Por ter tanto sentimento dentro de si, o disco quase nos faz não saber como reagir em alguns momentos. Entre eles, a maior faixa de abertura para álbuns, a aclamada Plainsong, que transmite tristeza e dor, mas ainda é calmaria e amor, com seus mais de dois minutos introdutórios explorando sons de sinos e da linha do baixo. Quando passamos a ouvir os vocais de Smith, temos a sensação de que um anjo fala conosco. Suas falas possuem eco e apesar de cantar de um jeito simples, sem muitos esforços, o vocalista passa para a obra toda a sua angústia, paixão e verdade, tornando tudo muito mais real – em um determinado momento você passa a se questionar, na verdade, o que é real.
Sendo Disintegration um disco sobre ter sentimentos em excesso, Lovesong surge como a faixa mais romântica, que Robert Smith escreveu como presente de casamento para sua esposa, Mary Poole, com quem é casado desde 1988, um ano antes do registro. “Não importa a distância/Eu sempre te amarei” diz o vocalista, fazendo promessas de compromissos para sua amada. Trazendo um comparativo das diversas facetas do álbum, o grupo britânico fez uma serenata profunda pela sua letra, mas com uma melodia alegre e que transmite esperança. Quando comparado com o cover que Adele gravou para a penúltima faixa de 21, a cantora londrina traz solidão e mistério na sua versão, tanto pelo arranjo musical quanto pela forma de cantar da artista.
Outro grande hit foi a assustadora Lullaby, que traz Smith sussurrando “E não há nada que eu possa fazer quando percebo com pavor/Que o Homem-Aranha vai fazer de mim o seu jantar desta noite”. O diretor Tim Pope foi o responsável pelos clipes de Disintegration que passaram na MTV, dando mais força e visibilidade a banda na época, ajudando a consolidar o visual gótico de Smith e tornando-o um dos vocalistas mais conhecidos de todos os tempos. Para o clipe do ano do British Awards 1990, Pope disse a NME que na faixa havia “humor, mas por baixo disso há todas as obsessões psicológicas e claustrofobia de Smiffy (apelido para Smith)”.

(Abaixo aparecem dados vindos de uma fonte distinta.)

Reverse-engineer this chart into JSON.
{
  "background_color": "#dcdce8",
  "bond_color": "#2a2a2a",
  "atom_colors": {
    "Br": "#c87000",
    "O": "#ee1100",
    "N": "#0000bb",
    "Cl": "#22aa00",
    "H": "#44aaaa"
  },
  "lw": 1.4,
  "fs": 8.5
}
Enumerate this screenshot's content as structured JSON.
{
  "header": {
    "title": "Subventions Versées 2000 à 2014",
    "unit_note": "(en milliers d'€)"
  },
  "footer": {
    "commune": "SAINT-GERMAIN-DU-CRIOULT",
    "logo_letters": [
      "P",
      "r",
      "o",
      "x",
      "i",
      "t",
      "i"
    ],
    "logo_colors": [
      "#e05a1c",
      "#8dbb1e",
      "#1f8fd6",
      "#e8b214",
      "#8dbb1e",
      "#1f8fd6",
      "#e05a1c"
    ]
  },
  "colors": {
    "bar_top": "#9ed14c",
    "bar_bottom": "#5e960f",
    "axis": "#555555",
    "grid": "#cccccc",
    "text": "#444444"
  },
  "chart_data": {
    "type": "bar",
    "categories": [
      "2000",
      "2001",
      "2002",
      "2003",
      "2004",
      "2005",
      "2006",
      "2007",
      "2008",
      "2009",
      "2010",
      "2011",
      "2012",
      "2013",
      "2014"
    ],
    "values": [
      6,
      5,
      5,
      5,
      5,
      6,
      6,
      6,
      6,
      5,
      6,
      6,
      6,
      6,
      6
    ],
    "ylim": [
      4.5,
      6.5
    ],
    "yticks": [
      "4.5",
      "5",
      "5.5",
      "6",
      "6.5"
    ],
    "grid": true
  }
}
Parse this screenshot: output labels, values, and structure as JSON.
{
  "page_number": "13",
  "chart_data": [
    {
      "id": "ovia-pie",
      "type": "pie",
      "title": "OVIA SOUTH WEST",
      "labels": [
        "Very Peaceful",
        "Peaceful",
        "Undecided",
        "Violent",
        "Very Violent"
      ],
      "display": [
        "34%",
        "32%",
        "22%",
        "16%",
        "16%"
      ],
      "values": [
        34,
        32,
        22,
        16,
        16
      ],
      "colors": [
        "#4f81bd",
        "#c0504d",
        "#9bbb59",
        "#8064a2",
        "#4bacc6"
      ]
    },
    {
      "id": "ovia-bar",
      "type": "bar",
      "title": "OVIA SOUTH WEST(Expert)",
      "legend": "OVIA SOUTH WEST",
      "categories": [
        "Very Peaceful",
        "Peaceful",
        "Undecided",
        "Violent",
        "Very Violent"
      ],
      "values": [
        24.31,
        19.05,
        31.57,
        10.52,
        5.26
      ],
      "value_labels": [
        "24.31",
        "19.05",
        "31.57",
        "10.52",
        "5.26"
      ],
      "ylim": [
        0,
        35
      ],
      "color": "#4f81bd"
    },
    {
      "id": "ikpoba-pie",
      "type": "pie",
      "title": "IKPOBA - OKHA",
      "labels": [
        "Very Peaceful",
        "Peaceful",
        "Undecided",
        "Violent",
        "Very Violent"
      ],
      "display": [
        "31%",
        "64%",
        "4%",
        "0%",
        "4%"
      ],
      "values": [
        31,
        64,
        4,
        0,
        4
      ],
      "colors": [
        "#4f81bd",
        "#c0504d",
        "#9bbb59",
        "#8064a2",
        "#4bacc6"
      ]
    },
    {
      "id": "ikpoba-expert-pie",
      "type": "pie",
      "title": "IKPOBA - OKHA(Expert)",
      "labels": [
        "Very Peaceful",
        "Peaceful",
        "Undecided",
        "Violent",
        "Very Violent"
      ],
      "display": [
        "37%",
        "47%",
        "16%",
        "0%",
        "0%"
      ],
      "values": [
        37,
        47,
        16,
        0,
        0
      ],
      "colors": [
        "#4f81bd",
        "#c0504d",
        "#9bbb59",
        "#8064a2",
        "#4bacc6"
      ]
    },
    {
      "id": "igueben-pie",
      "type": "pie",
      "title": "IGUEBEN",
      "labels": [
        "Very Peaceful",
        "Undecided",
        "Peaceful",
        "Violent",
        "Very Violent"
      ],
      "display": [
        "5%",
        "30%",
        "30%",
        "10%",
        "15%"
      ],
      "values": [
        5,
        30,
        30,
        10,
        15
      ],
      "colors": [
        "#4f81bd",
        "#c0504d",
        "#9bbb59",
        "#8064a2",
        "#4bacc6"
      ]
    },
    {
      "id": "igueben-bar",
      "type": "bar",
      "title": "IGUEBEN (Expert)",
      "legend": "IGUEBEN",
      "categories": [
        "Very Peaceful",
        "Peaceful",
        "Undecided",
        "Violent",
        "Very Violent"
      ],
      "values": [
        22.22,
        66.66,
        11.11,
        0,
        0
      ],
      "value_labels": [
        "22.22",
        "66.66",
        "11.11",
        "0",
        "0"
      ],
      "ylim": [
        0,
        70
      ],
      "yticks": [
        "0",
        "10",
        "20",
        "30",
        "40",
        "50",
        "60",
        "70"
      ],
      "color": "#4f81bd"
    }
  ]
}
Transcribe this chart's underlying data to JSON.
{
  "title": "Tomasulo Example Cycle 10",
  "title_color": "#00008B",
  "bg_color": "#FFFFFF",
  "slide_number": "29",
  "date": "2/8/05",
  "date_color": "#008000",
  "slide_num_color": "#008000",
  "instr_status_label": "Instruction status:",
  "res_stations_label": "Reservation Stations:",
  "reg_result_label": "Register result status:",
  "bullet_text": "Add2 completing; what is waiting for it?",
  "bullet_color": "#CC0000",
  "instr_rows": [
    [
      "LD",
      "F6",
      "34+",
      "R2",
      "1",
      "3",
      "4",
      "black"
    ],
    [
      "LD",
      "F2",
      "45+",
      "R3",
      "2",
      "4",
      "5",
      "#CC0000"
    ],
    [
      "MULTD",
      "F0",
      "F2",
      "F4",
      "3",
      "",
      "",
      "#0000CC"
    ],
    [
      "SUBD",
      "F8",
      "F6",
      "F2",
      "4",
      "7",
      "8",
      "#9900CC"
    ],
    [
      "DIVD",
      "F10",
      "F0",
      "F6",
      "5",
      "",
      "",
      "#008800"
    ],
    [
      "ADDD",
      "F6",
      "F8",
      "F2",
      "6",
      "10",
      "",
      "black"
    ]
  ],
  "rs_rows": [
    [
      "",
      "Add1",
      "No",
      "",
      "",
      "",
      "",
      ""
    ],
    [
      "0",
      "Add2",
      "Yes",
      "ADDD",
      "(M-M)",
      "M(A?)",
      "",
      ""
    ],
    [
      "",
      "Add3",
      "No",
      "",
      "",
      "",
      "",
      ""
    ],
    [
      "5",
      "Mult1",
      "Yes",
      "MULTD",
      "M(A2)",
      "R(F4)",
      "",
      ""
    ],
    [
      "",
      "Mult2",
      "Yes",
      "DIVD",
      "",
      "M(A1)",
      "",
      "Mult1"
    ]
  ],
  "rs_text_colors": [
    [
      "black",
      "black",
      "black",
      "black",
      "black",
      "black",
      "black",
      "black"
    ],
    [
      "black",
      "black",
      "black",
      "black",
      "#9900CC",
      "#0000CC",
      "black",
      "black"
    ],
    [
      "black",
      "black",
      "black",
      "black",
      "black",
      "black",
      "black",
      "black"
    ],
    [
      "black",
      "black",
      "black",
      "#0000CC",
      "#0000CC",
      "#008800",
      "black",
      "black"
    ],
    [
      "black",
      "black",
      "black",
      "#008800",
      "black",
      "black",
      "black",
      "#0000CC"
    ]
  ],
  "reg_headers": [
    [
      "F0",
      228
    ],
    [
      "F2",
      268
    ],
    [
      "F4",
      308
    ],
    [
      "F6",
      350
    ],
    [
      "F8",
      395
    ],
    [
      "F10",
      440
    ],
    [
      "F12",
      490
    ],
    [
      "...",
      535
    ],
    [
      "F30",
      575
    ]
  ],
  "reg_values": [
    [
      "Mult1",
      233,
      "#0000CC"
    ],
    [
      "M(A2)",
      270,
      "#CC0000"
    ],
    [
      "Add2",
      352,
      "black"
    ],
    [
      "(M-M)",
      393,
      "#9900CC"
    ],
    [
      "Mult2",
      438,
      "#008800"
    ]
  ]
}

Em 2023, The Cure foi headliner do festival Primavera Sound e trouxe a turnê Shows of a Lost World para a América Latina. Com pelo menos três horas de duração por show, dos mais de 45 anos de banda cheio de hits, o grupo cantou metade de Disintegration no setlist paulistano, que além dos citados acima também contou com a title song e Fascination Street.
Não é à toa que a Pitchfork deu nota 10 para Disintegration, um álbum fascinante e cheio de sentimentos que abraça e conforta, mas que também pode doer e atiçar uma parte profunda que não queremos visitar. Robert Smith, com toda sua graciosidade e grandes sentimentos, transborda emoções para nós, que podemos ouvir sua obra mais desintegrada sendo a mais completa justamente por isso.